Two weeks later, he was in a coma. Two weeks after that, the family says ICE left a letter in Ibarra's hospital room saying he had been released from custody.
According to the family, ICE and GEO Group, the private company that operates the Adelanto Detention facility, has kept them completely in the dark.
"What happened to Jose the day that he collapsed?" asked Shannon Camacho, with the activist group CHIRLA. "Did he receive swift and appropriate medical care? Why did ICE release him from their custody in such a heartless manner? What are they hiding and why won't they tell the truth to Jose's family?"
Last year, the Office of the Inspector General released a report citing a number of "serious" violations during a surprise inspection of the GEO Group's Adelanto detention center.

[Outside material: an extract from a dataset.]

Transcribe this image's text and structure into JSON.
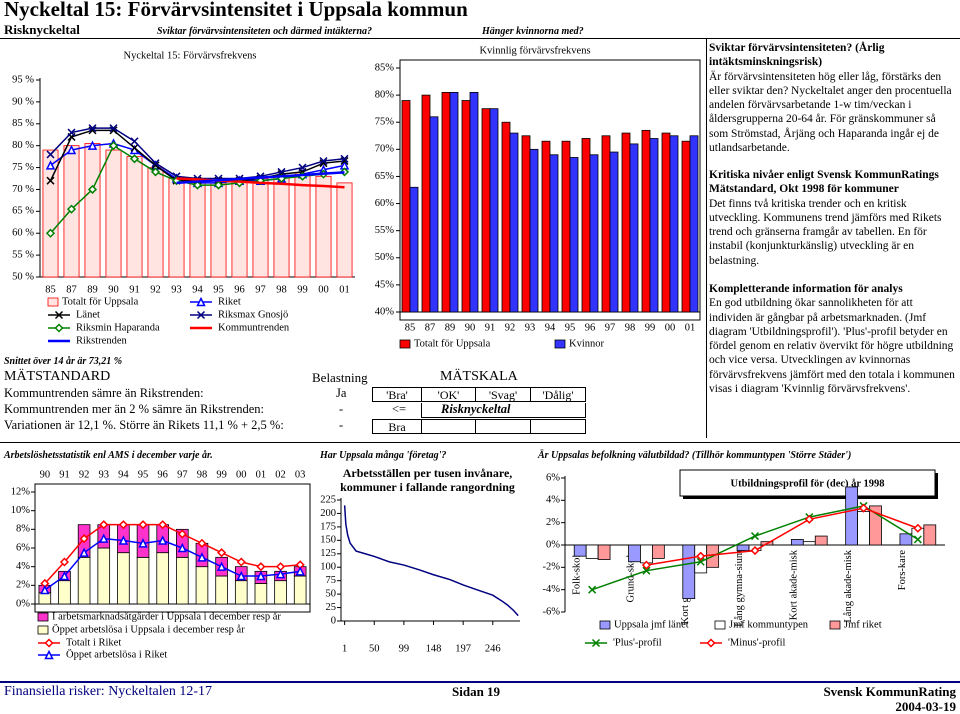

Violations included doctors signing off on medical assessments that never happened, and detainees being allowed to hang knotted sheets inside their cells, despite the facility's extensive history of suicide attempts.
"What bothers me is that we have some prisons that are private prisons," said Rev. Walter Contreras with the National Latino Evangelical Coalition. "Who are they accountable to? How are we able to make sure that our kids and our relatives are being treated justly?"
The family says Ibarra died in March after he was removed from life support.
When asked for comment, ICE would only provide confirmation of the dates he was in custody.